Capita di ascoltare o leggere narrazioni di sé del tutto insignificanti, ma a cui diamo un valore immenso. Attorno a loro dipingiamo contorni duri o delicati, estatici o indifferenti, ma sempre netti. Diamo alla parola un valore immenso, e se questa è scritta, sproporzionato, sghembo se la mettiamo in relazione con chi l’ha lasciata da leggere.
Se poi conosciamo chi scrive, deduciamo, colleghiamo, proviamo a immaginare i pensieri, le colleganze. Se invece non abbiamo una descrizione fisica, se non siamo mai stati vicini l’uno all’altro, se ci siamo limitati a guardare da lontano o a seguire ciò che scrive, procediamo inversamente: con l’induzione immaginiamo come potrebbe essere e che cosa potrebbe darci.

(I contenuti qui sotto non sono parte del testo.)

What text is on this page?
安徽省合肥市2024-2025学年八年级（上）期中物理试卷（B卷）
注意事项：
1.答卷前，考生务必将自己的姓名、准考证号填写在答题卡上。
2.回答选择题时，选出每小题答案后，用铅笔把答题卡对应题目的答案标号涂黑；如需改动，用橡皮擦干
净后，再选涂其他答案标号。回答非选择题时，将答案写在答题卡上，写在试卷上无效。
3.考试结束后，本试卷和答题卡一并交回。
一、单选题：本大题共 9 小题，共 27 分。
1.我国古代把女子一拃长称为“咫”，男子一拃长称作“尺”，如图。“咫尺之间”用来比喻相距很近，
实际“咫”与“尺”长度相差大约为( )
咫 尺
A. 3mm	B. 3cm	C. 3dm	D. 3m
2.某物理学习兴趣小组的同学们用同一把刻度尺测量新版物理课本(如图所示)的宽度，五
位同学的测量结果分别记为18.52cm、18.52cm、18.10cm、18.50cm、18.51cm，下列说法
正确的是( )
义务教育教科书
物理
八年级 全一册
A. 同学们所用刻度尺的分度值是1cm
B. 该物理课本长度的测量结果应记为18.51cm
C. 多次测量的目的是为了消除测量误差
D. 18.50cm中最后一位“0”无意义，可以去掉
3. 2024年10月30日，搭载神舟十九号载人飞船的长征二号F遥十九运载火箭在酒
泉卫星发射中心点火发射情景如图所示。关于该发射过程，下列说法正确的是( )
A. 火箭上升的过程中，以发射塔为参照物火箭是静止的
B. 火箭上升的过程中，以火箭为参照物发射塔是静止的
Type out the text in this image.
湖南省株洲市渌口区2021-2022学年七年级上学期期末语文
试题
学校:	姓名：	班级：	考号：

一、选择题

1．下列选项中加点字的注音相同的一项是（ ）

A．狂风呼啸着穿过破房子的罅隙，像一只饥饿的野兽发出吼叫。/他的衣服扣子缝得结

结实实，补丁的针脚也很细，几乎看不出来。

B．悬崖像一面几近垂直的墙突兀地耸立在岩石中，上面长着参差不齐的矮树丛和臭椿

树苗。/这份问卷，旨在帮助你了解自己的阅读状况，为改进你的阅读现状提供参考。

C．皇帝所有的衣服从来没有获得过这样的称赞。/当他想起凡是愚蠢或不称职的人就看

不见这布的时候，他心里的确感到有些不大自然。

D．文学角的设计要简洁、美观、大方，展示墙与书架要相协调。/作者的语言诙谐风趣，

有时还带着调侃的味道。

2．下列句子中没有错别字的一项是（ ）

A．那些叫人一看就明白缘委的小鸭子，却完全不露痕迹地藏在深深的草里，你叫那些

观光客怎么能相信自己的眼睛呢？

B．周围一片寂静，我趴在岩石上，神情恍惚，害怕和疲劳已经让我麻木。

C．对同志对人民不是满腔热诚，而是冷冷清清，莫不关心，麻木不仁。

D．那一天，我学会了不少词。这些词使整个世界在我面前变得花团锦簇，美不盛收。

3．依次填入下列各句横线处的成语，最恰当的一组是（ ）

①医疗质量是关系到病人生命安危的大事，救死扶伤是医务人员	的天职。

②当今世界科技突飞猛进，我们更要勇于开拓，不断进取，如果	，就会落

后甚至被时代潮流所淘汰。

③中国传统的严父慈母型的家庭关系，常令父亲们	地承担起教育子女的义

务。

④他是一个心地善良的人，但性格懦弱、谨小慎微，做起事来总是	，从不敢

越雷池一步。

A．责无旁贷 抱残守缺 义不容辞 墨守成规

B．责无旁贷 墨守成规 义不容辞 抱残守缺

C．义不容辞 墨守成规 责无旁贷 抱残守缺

Ma se difficile è conoscere oggi il suo volto domani, quello “che già esiste o trama sotto la faccia che mostra o che indossa”, ancora più difficile e forse non desiderabile è sapere quando quel volto, che finalmente conoscerai o che ti è sempre rimasto nascosto, uscirà allo scoperto e sarà sulla faccia di chi ti pugnalerà alle spalle. Bisognerebbe però non avere gli occhi per guardare poi, quando il suo volto cambierà ancora e ritornerà magari come lo hai sempre desiderato.
A pensarci bene, ringraziando Marias per l’indizio essenziale, la vita è una specie di tortura per niente raccontabile.